Arthur Brown begeistert ihn nicht nur als rabiater Schreihals. Die „Crazy World“, die er auf der Bühne zelebriert, schaut sich Dickinson ganz genau an. Und das calvinistische Leistungsethos seiner Schule hinterlässt Spuren. Folgerichtig ist der nächste Schritt eine Band mit Plattenvertrag. Mit Samson spielt Dickinson zwei grundsolide, in den einschlägigen Kreisen bis heute geschätzte Alben ein, „Head On“ und „Shock Tactics“. Auf letzterem ist dank der Mithilfe des moderat sadistischen Schleifers Tony Platt bereits alles da – dieses unverwüstliche, gerade in den höheren Registern ungemein kraftvolle Shouting, das ihm bald den Ehrennamen „Luftschutzsirene“ einbringt.

Aber auch Samson sind nur ein Sprungbrett. Den letzten Gig spielt er auf dem 1981er Reading-Festival, gleich danach heuert ihn die Band der Stunde an – mit Iron Maiden soll er in den folgenden Jahren maßgeblichen Anteil an dem Neuentwurf des Genres Heavy Metal haben. Iron Maiden ist die Band, auf die sich wirklich alle einigen können. Die nun folgenden Alben „The Number of the Beast“, „Piece of Mind“ und so weiter gehören nicht nur zum eisernen Kanon, sie machen die Mannen um Banddiktator Steve Harris für ein paar Jahre zur einflussreichsten Metal-Band überhaupt.

Mit dem Erfolg verflacht diese Autobiografie ein wenig. Über die wie geschmiert laufende Tournee-Album-Tournee-Maschine kann man kaum wirklich spannend erzählen, der Bandalltag ist langweilig. Man versteht sehr gut, warum sich Dickinson immer wieder Nebentätigkeiten sucht, die er dann mit dem ihm eigenen Ehrgeiz vorantreibt, die Fliegerei, das Fechten, die Romanschreiberei und dergleichen. Hinzu kommt, dass Iron Maiden puritanische Spielverderber und vor allem Kostverächter sind. Ein paar Pints im nächsten Pub, mehr Exzess ist bei ihnen nicht zu holen.

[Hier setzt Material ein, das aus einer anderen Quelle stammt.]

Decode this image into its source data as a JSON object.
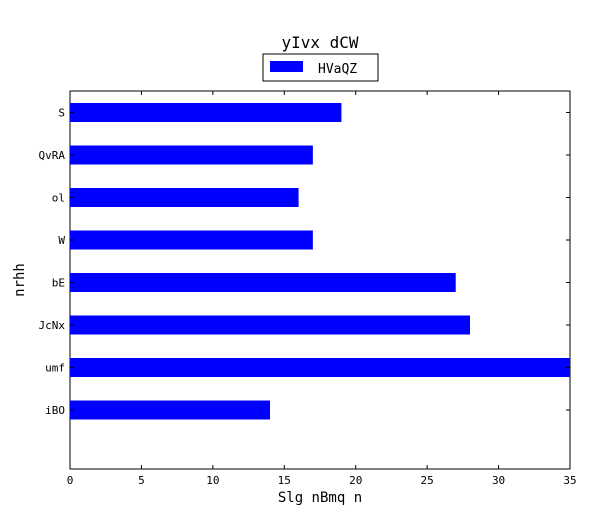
{
  "chart_data": {
    "type": "bar",
    "orientation": "horizontal",
    "title": "yIvx dCW",
    "xlabel": "Slg nBmq n",
    "ylabel": "nrhh",
    "categories": [
      "S",
      "QvRA",
      "ol",
      "W",
      "bE",
      "JcNx",
      "umf",
      "iBO"
    ],
    "series": [
      {
        "name": "HVaQZ",
        "values": [
          19,
          17,
          16,
          17,
          27,
          28,
          35,
          14
        ],
        "color": "#0000ff"
      }
    ],
    "xlim": [
      0,
      35
    ],
    "xticks": [
      0,
      5,
      10,
      15,
      20,
      25,
      30,
      35
    ],
    "grid": false,
    "legend": "top-center"
  }
}
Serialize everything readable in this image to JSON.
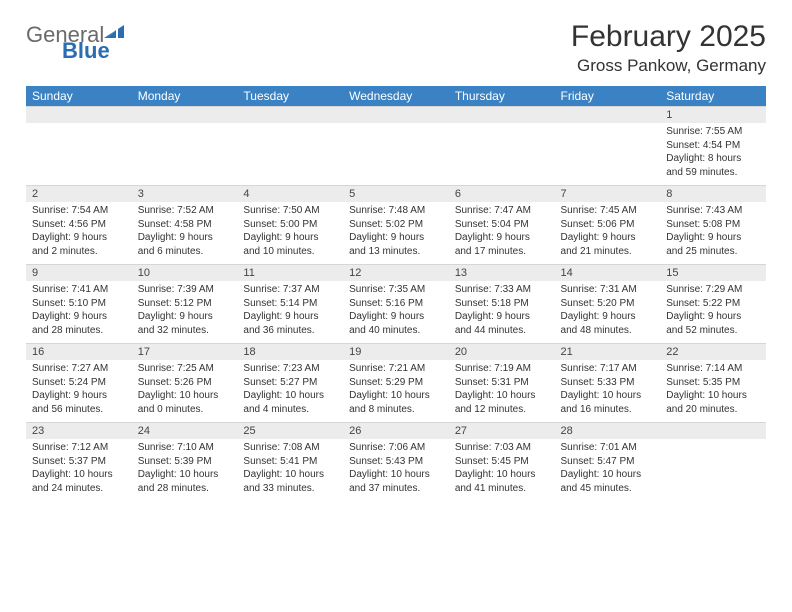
{
  "brand": {
    "general": "General",
    "blue": "Blue"
  },
  "title": "February 2025",
  "location": "Gross Pankow, Germany",
  "day_headers": [
    "Sunday",
    "Monday",
    "Tuesday",
    "Wednesday",
    "Thursday",
    "Friday",
    "Saturday"
  ],
  "colors": {
    "header_bg": "#3a82c4",
    "header_fg": "#ffffff",
    "daynum_bg": "#ececec",
    "page_bg": "#ffffff",
    "text": "#333333",
    "brand_gray": "#6a6a6a",
    "brand_blue": "#2a6db3"
  },
  "weeks": [
    {
      "nums": [
        "",
        "",
        "",
        "",
        "",
        "",
        "1"
      ],
      "cells": [
        null,
        null,
        null,
        null,
        null,
        null,
        {
          "sunrise": "Sunrise: 7:55 AM",
          "sunset": "Sunset: 4:54 PM",
          "day1": "Daylight: 8 hours",
          "day2": "and 59 minutes."
        }
      ]
    },
    {
      "nums": [
        "2",
        "3",
        "4",
        "5",
        "6",
        "7",
        "8"
      ],
      "cells": [
        {
          "sunrise": "Sunrise: 7:54 AM",
          "sunset": "Sunset: 4:56 PM",
          "day1": "Daylight: 9 hours",
          "day2": "and 2 minutes."
        },
        {
          "sunrise": "Sunrise: 7:52 AM",
          "sunset": "Sunset: 4:58 PM",
          "day1": "Daylight: 9 hours",
          "day2": "and 6 minutes."
        },
        {
          "sunrise": "Sunrise: 7:50 AM",
          "sunset": "Sunset: 5:00 PM",
          "day1": "Daylight: 9 hours",
          "day2": "and 10 minutes."
        },
        {
          "sunrise": "Sunrise: 7:48 AM",
          "sunset": "Sunset: 5:02 PM",
          "day1": "Daylight: 9 hours",
          "day2": "and 13 minutes."
        },
        {
          "sunrise": "Sunrise: 7:47 AM",
          "sunset": "Sunset: 5:04 PM",
          "day1": "Daylight: 9 hours",
          "day2": "and 17 minutes."
        },
        {
          "sunrise": "Sunrise: 7:45 AM",
          "sunset": "Sunset: 5:06 PM",
          "day1": "Daylight: 9 hours",
          "day2": "and 21 minutes."
        },
        {
          "sunrise": "Sunrise: 7:43 AM",
          "sunset": "Sunset: 5:08 PM",
          "day1": "Daylight: 9 hours",
          "day2": "and 25 minutes."
        }
      ]
    },
    {
      "nums": [
        "9",
        "10",
        "11",
        "12",
        "13",
        "14",
        "15"
      ],
      "cells": [
        {
          "sunrise": "Sunrise: 7:41 AM",
          "sunset": "Sunset: 5:10 PM",
          "day1": "Daylight: 9 hours",
          "day2": "and 28 minutes."
        },
        {
          "sunrise": "Sunrise: 7:39 AM",
          "sunset": "Sunset: 5:12 PM",
          "day1": "Daylight: 9 hours",
          "day2": "and 32 minutes."
        },
        {
          "sunrise": "Sunrise: 7:37 AM",
          "sunset": "Sunset: 5:14 PM",
          "day1": "Daylight: 9 hours",
          "day2": "and 36 minutes."
        },
        {
          "sunrise": "Sunrise: 7:35 AM",
          "sunset": "Sunset: 5:16 PM",
          "day1": "Daylight: 9 hours",
          "day2": "and 40 minutes."
        },
        {
          "sunrise": "Sunrise: 7:33 AM",
          "sunset": "Sunset: 5:18 PM",
          "day1": "Daylight: 9 hours",
          "day2": "and 44 minutes."
        },
        {
          "sunrise": "Sunrise: 7:31 AM",
          "sunset": "Sunset: 5:20 PM",
          "day1": "Daylight: 9 hours",
          "day2": "and 48 minutes."
        },
        {
          "sunrise": "Sunrise: 7:29 AM",
          "sunset": "Sunset: 5:22 PM",
          "day1": "Daylight: 9 hours",
          "day2": "and 52 minutes."
        }
      ]
    },
    {
      "nums": [
        "16",
        "17",
        "18",
        "19",
        "20",
        "21",
        "22"
      ],
      "cells": [
        {
          "sunrise": "Sunrise: 7:27 AM",
          "sunset": "Sunset: 5:24 PM",
          "day1": "Daylight: 9 hours",
          "day2": "and 56 minutes."
        },
        {
          "sunrise": "Sunrise: 7:25 AM",
          "sunset": "Sunset: 5:26 PM",
          "day1": "Daylight: 10 hours",
          "day2": "and 0 minutes."
        },
        {
          "sunrise": "Sunrise: 7:23 AM",
          "sunset": "Sunset: 5:27 PM",
          "day1": "Daylight: 10 hours",
          "day2": "and 4 minutes."
        },
        {
          "sunrise": "Sunrise: 7:21 AM",
          "sunset": "Sunset: 5:29 PM",
          "day1": "Daylight: 10 hours",
          "day2": "and 8 minutes."
        },
        {
          "sunrise": "Sunrise: 7:19 AM",
          "sunset": "Sunset: 5:31 PM",
          "day1": "Daylight: 10 hours",
          "day2": "and 12 minutes."
        },
        {
          "sunrise": "Sunrise: 7:17 AM",
          "sunset": "Sunset: 5:33 PM",
          "day1": "Daylight: 10 hours",
          "day2": "and 16 minutes."
        },
        {
          "sunrise": "Sunrise: 7:14 AM",
          "sunset": "Sunset: 5:35 PM",
          "day1": "Daylight: 10 hours",
          "day2": "and 20 minutes."
        }
      ]
    },
    {
      "nums": [
        "23",
        "24",
        "25",
        "26",
        "27",
        "28",
        ""
      ],
      "cells": [
        {
          "sunrise": "Sunrise: 7:12 AM",
          "sunset": "Sunset: 5:37 PM",
          "day1": "Daylight: 10 hours",
          "day2": "and 24 minutes."
        },
        {
          "sunrise": "Sunrise: 7:10 AM",
          "sunset": "Sunset: 5:39 PM",
          "day1": "Daylight: 10 hours",
          "day2": "and 28 minutes."
        },
        {
          "sunrise": "Sunrise: 7:08 AM",
          "sunset": "Sunset: 5:41 PM",
          "day1": "Daylight: 10 hours",
          "day2": "and 33 minutes."
        },
        {
          "sunrise": "Sunrise: 7:06 AM",
          "sunset": "Sunset: 5:43 PM",
          "day1": "Daylight: 10 hours",
          "day2": "and 37 minutes."
        },
        {
          "sunrise": "Sunrise: 7:03 AM",
          "sunset": "Sunset: 5:45 PM",
          "day1": "Daylight: 10 hours",
          "day2": "and 41 minutes."
        },
        {
          "sunrise": "Sunrise: 7:01 AM",
          "sunset": "Sunset: 5:47 PM",
          "day1": "Daylight: 10 hours",
          "day2": "and 45 minutes."
        },
        null
      ]
    }
  ]
}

Für etwas Spannung hätten die bandinternen Streitereien sorgen können, aber hier lässt der Autor, typisch britisch, Dezenz walten. Über seinen jahrelangen „Ärger und Frust“, die Texte von Hauptsongwriter Steve Harris singen zu müssen, hätte man gern etwas mehr erfahren. „Für Steve geht es bei den Wörtern zuallererst um den Rhythmus, an zweiter Stelle um den lyrischen oder poetischen Gehalt und erst ganz zum Schluss um ein Format, mit dem sich das Maximum aus der menschlichen Stimme herausholen lässt.“ Als er das nach vielen Jahren herausgefunden habe, sei es leichter geworden. Das war’s. Sein Platz in der Band ist ihm mittlerweile wohl doch zu wertvoll.

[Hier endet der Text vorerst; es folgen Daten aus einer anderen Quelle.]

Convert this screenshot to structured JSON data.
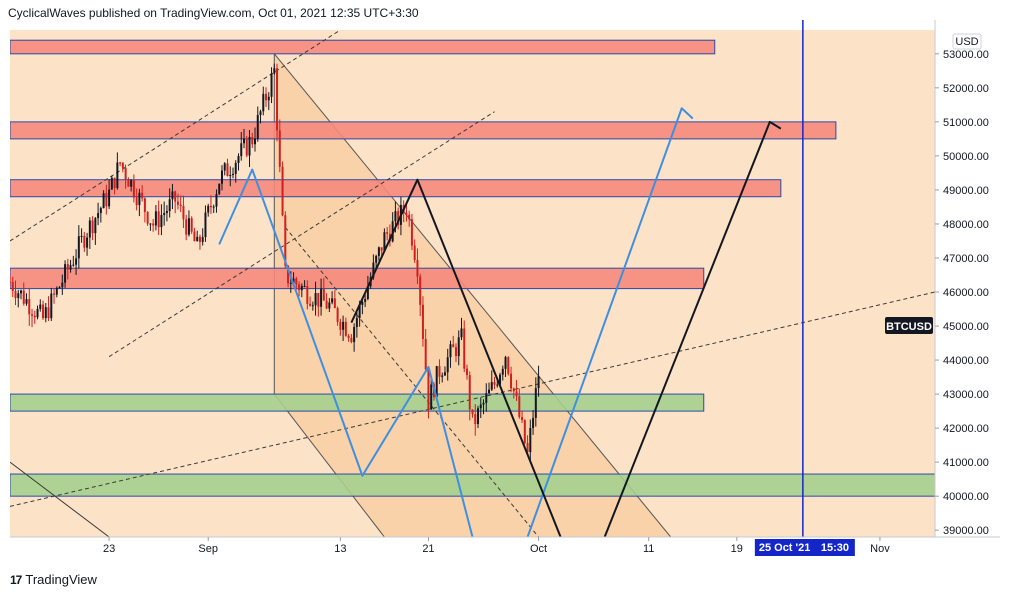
{
  "header": {
    "publish_line": "CyclicalWaves published on TradingView.com, Oct 01, 2021 12:35 UTC+3:30"
  },
  "footer": {
    "brand": "TradingView",
    "logo_glyph": "17"
  },
  "colors": {
    "background": "#fce3c8",
    "candle_up": "#131722",
    "candle_down": "#d01f1f",
    "resistance_fill": "#f5897c",
    "support_fill": "#a5cf8e",
    "zone_border": "#2a4aa8",
    "blue_arrow": "#3f8fe0",
    "marker_line": "#1426c8",
    "price_badge": "#131722",
    "date_badge": "#1426c8"
  },
  "chart_data": {
    "type": "candlestick",
    "symbol": "BTCUSD",
    "currency": "USD",
    "current_price": 45000,
    "ylim": [
      38800,
      53700
    ],
    "y_ticks": [
      39000,
      40000,
      41000,
      42000,
      43000,
      44000,
      45000,
      46000,
      47000,
      48000,
      49000,
      50000,
      51000,
      52000,
      53000
    ],
    "y_tick_labels": [
      "39000.00",
      "40000.00",
      "41000.00",
      "42000.00",
      "43000.00",
      "44000.00",
      "45000.00",
      "46000.00",
      "47000.00",
      "48000.00",
      "49000.00",
      "50000.00",
      "51000.00",
      "52000.00",
      "53000.00"
    ],
    "x_range": [
      "2021-08-14",
      "2021-11-06"
    ],
    "x_ticks": [
      {
        "date": "2021-08-23",
        "label": "23"
      },
      {
        "date": "2021-09-01",
        "label": "Sep"
      },
      {
        "date": "2021-09-13",
        "label": "13"
      },
      {
        "date": "2021-09-21",
        "label": "21"
      },
      {
        "date": "2021-10-01",
        "label": "Oct"
      },
      {
        "date": "2021-10-11",
        "label": "11"
      },
      {
        "date": "2021-10-19",
        "label": "19"
      },
      {
        "date": "2021-11-01",
        "label": "Nov"
      }
    ],
    "marker": {
      "date": "2021-10-25",
      "label_date": "25 Oct '21",
      "label_time": "15:30"
    },
    "zones": [
      {
        "kind": "resistance",
        "from": "2021-08-14",
        "to": "2021-10-17",
        "low": 53000,
        "high": 53400
      },
      {
        "kind": "resistance",
        "from": "2021-08-14",
        "to": "2021-10-28",
        "low": 50500,
        "high": 51000
      },
      {
        "kind": "resistance",
        "from": "2021-08-14",
        "to": "2021-10-23",
        "low": 48800,
        "high": 49300
      },
      {
        "kind": "resistance",
        "from": "2021-08-14",
        "to": "2021-10-16",
        "low": 46100,
        "high": 46700
      },
      {
        "kind": "support",
        "from": "2021-08-14",
        "to": "2021-10-16",
        "low": 42500,
        "high": 43000
      },
      {
        "kind": "support",
        "from": "2021-08-14",
        "to": "2021-11-06",
        "low": 40000,
        "high": 40650
      }
    ],
    "price_path": [
      {
        "date": "2021-08-14",
        "price": 46300
      },
      {
        "date": "2021-08-17",
        "price": 45200
      },
      {
        "date": "2021-08-21",
        "price": 47800
      },
      {
        "date": "2021-08-23",
        "price": 48900
      },
      {
        "date": "2021-08-24",
        "price": 49800
      },
      {
        "date": "2021-08-25",
        "price": 49200
      },
      {
        "date": "2021-08-27",
        "price": 48000
      },
      {
        "date": "2021-08-29",
        "price": 48700
      },
      {
        "date": "2021-08-31",
        "price": 47300
      },
      {
        "date": "2021-09-02",
        "price": 49300
      },
      {
        "date": "2021-09-05",
        "price": 50500
      },
      {
        "date": "2021-09-07",
        "price": 52500
      },
      {
        "date": "2021-09-08",
        "price": 46500
      },
      {
        "date": "2021-09-10",
        "price": 46000
      },
      {
        "date": "2021-09-12",
        "price": 45600
      },
      {
        "date": "2021-09-14",
        "price": 44800
      },
      {
        "date": "2021-09-17",
        "price": 47600
      },
      {
        "date": "2021-09-19",
        "price": 48500
      },
      {
        "date": "2021-09-20",
        "price": 46800
      },
      {
        "date": "2021-09-21",
        "price": 42800
      },
      {
        "date": "2021-09-22",
        "price": 43700
      },
      {
        "date": "2021-09-24",
        "price": 44600
      },
      {
        "date": "2021-09-25",
        "price": 42100
      },
      {
        "date": "2021-09-27",
        "price": 43300
      },
      {
        "date": "2021-09-28",
        "price": 44200
      },
      {
        "date": "2021-09-30",
        "price": 41200
      },
      {
        "date": "2021-10-01",
        "price": 43600
      },
      {
        "date": "2021-10-01",
        "price": 45000
      }
    ],
    "trendlines": [
      {
        "style": "dashed",
        "color": "#3a3a3a",
        "from": {
          "date": "2021-08-14",
          "price": 47500
        },
        "to": {
          "date": "2021-09-13",
          "price": 53700
        }
      },
      {
        "style": "dashed",
        "color": "#3a3a3a",
        "from": {
          "date": "2021-08-14",
          "price": 39700
        },
        "to": {
          "date": "2021-11-06",
          "price": 46000
        }
      },
      {
        "style": "dashed",
        "color": "#3a3a3a",
        "from": {
          "date": "2021-08-23",
          "price": 44100
        },
        "to": {
          "date": "2021-09-27",
          "price": 51300
        }
      },
      {
        "style": "dashed",
        "color": "#3a3a3a",
        "from": {
          "date": "2021-09-08",
          "price": 47900
        },
        "to": {
          "date": "2021-10-01",
          "price": 38800
        }
      },
      {
        "style": "solid",
        "color": "#3a3a3a",
        "from": {
          "date": "2021-08-14",
          "price": 41000
        },
        "to": {
          "date": "2021-08-23",
          "price": 38800
        }
      }
    ],
    "channel": {
      "color": "#555555",
      "fill": "#f7c58f",
      "upper": [
        {
          "date": "2021-09-07",
          "price": 53000
        },
        {
          "date": "2021-10-13",
          "price": 38800
        }
      ],
      "lower": [
        {
          "date": "2021-09-07",
          "price": 43000
        },
        {
          "date": "2021-09-17",
          "price": 38800
        }
      ]
    },
    "projections": [
      {
        "color": "#3f8fe0",
        "points": [
          {
            "date": "2021-09-02",
            "price": 47400
          },
          {
            "date": "2021-09-05",
            "price": 49600
          },
          {
            "date": "2021-09-15",
            "price": 40600
          },
          {
            "date": "2021-09-21",
            "price": 43800
          },
          {
            "date": "2021-09-25",
            "price": 38800
          }
        ]
      },
      {
        "color": "#3f8fe0",
        "points": [
          {
            "date": "2021-09-30",
            "price": 38800
          },
          {
            "date": "2021-10-14",
            "price": 51400
          },
          {
            "date": "2021-10-15",
            "price": 51100
          }
        ]
      },
      {
        "color": "#131722",
        "points": [
          {
            "date": "2021-09-14",
            "price": 45100
          },
          {
            "date": "2021-09-20",
            "price": 49300
          },
          {
            "date": "2021-10-03",
            "price": 38800
          }
        ]
      },
      {
        "color": "#131722",
        "points": [
          {
            "date": "2021-10-07",
            "price": 38800
          },
          {
            "date": "2021-10-22",
            "price": 51000
          },
          {
            "date": "2021-10-23",
            "price": 50800
          }
        ]
      }
    ]
  }
}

Auch seine Demission 1992 läuft ein bisschen zu glatt. Er eröffnet seine Entscheidung dem Manager Rod Smallwood, und der regelt die Sache. Viel mehr erfährt man eigentlich nicht. Dafür wird dann beim Wiedereinstieg ordentlich die Pathostrommel gerührt. Sogar seine Band, mit der er als Solokünstler unterwegs ist und die durch die Reunion arbeitslos wird, soll ihm angeblich zugeraten haben. „Die Welt braucht Iron Maiden.“ Wenn aktuelle Geschäftsinteressen auf dem Spiel stehen, hat der Spaß ein Ende, da verfällt selbst so ein englischer Ironiker in den üblichen Promosprech.

Sonst allerdings grundiert ein knochentrockener Humor dieses Buch, der einem auch über die eine oder andere fade, brav die Erfolge abarbeitende Passage hinweghilft und der ihn auch nicht verlässt, wenn er von seiner zum Glück erfolgreichen Krebstherapie erzählt.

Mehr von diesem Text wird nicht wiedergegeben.